La proportion des yeux atteints est supérieure à celle rapportée chez le chien dans les mêmes conditions de traitement (lubrifications oculaires régulières), qui se situe entre 8 et 19 %. L'espèce féline apparaît donc plus sensible à ces lésions, potentiellement en lien avec une position plus frontale des yeux que dans l'espèce canine.

Impact significatif du décubitus

L'érosion cornéenne secondaire à l'anesthésie générale est multifactorielle. Sa pathogénie reste méconnue. Toutefois, outre la diminution de la production lacrymale, de nombreux facteurs liés à l'animal, à l'anesthésie et à l'intervention pourraient y contribuer, en particulier : la lagophtalmie (fermeture incomplète des paupières), la disparition du clignement des yeux ainsi que des réflexes protecteurs, la myorelaxation oculaire, la conformation du crâne (avec des yeux saillants chez les brachycéphales), la position de l'animal (qui modifie l'exposition des yeux), d'éventuels traumatismes directs, le protocole anesthésique et analgésique (molécules utilisées), la durée de l'anesthésie, le stress de l'hospitalisation…

Tous ces facteurs n'ont pas pu être évalués dans cette étude, par manque de données ou de diversité de l'échantillon (morphologie et âge des chats inclus par exemple). De même, le protocole anesthésique, et plus généralement les traitements médicaux, n'étaient pas imposés (ils étaient déterminés selon le cas et la chirurgie effectuée, sans interférence avec cette étude), ce qui limite la portée de l'analyse les concernant.

Ainsi, seuls deux facteurs significatifs ont été identifiés ici :

  • l'usage de butorphanol ou d'hydromorphone (versus méthadone) en prémédication (risque multiplié par 4,5), ce qui suggère d'étudier l'intérêt de préférer la méthadone lors de chirurgie oculaire ou de lésion préexistante ;
  • l'exposition de l'œil, en lien avec la position chirurgicale de l'animal.

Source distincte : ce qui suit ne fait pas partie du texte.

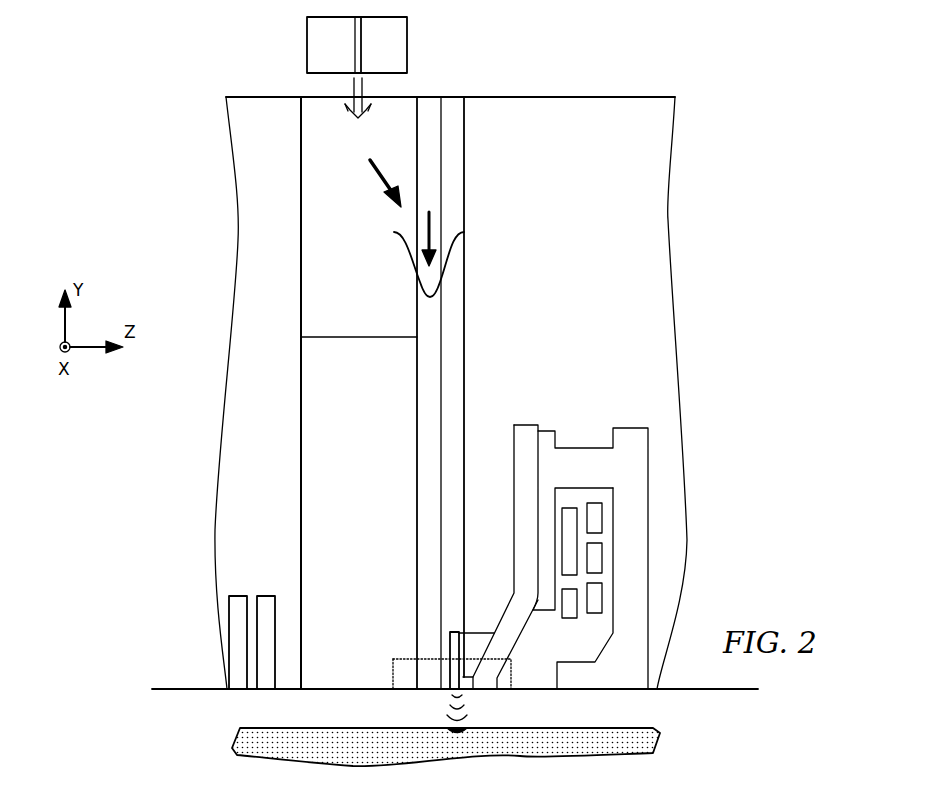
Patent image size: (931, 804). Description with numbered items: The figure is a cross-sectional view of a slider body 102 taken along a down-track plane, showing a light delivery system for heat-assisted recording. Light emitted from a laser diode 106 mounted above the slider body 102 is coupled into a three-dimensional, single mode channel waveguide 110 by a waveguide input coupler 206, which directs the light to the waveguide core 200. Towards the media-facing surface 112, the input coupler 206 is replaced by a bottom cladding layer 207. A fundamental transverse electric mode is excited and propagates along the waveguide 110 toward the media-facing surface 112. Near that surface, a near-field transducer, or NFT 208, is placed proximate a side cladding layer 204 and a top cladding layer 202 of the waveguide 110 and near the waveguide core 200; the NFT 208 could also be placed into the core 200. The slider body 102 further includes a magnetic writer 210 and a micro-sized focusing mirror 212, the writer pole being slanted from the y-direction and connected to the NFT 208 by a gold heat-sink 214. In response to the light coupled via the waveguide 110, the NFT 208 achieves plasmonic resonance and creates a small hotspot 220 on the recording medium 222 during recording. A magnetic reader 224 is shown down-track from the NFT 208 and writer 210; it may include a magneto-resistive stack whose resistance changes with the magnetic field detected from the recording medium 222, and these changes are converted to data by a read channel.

The slider body 102 is at (183, 197).
The laser diode 106 is at (307, 31).
The channel waveguide 110 is at (158, 562).
The media-facing surface 112 is at (745, 690).
The waveguide core 200 is at (434, 111).
The top cladding layer 202 is at (497, 117).
The side cladding layer 204 is at (460, 117).
The waveguide input coupler 206 is at (312, 117).
The bottom cladding layer 207 is at (301, 465).
The near-field transducer (NFT) 208 is at (450, 635).
The magnetic writer 210 is at (566, 392).
The focusing mirror 212 is at (393, 668).
The heat-sink 214 is at (490, 633).
The hotspot 220 is at (464, 735).
The recording medium 222 is at (614, 729).
The magnetic reader 224 is at (229, 627).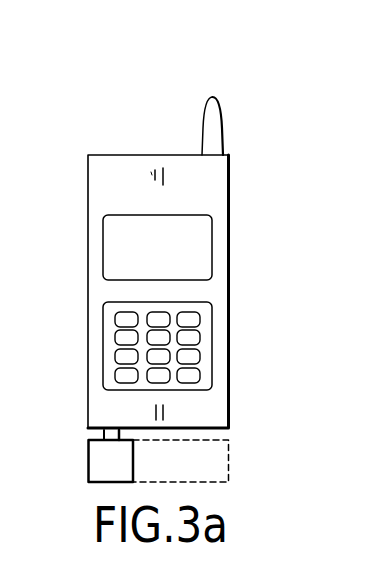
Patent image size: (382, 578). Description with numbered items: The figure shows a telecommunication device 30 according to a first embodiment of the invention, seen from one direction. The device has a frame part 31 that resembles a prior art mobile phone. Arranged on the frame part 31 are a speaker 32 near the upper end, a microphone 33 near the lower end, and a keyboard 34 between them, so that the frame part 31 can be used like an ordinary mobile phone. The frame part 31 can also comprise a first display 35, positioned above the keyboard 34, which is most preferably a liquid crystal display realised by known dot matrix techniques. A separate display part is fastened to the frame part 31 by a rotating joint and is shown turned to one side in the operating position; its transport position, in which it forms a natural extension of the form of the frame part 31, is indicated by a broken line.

En effet, les cas de lésions cornéennes bilatérales ont été quasi exclusivement observés sur les chats opérés en décubitus dorsal (8 cas sur les 9) tandis que les lésions unilatérales touchaient ceux placés en décubitus latéral (5/5), avec préférentiellement l'œil droit affecté lors de placement en décubitus gauche.

Lubrifier durant 24 heures ?

L'objectif ultime des chercheurs était de préciser le protocole de lubrification préventive à mettre en œuvre. Mais le manque de suivi des chats au-delà de 4 heures post-extubation empêche de déterminer la durée de traitement optimale (jusqu'à récupération de la production lacrymale initiale). Selon les auteurs, les connaissances actuelles amènent à conseiller de lubrifier régulièrement les deux yeux, durant l'intervention comme ici, puis jusqu'à 24 heures après le réveil.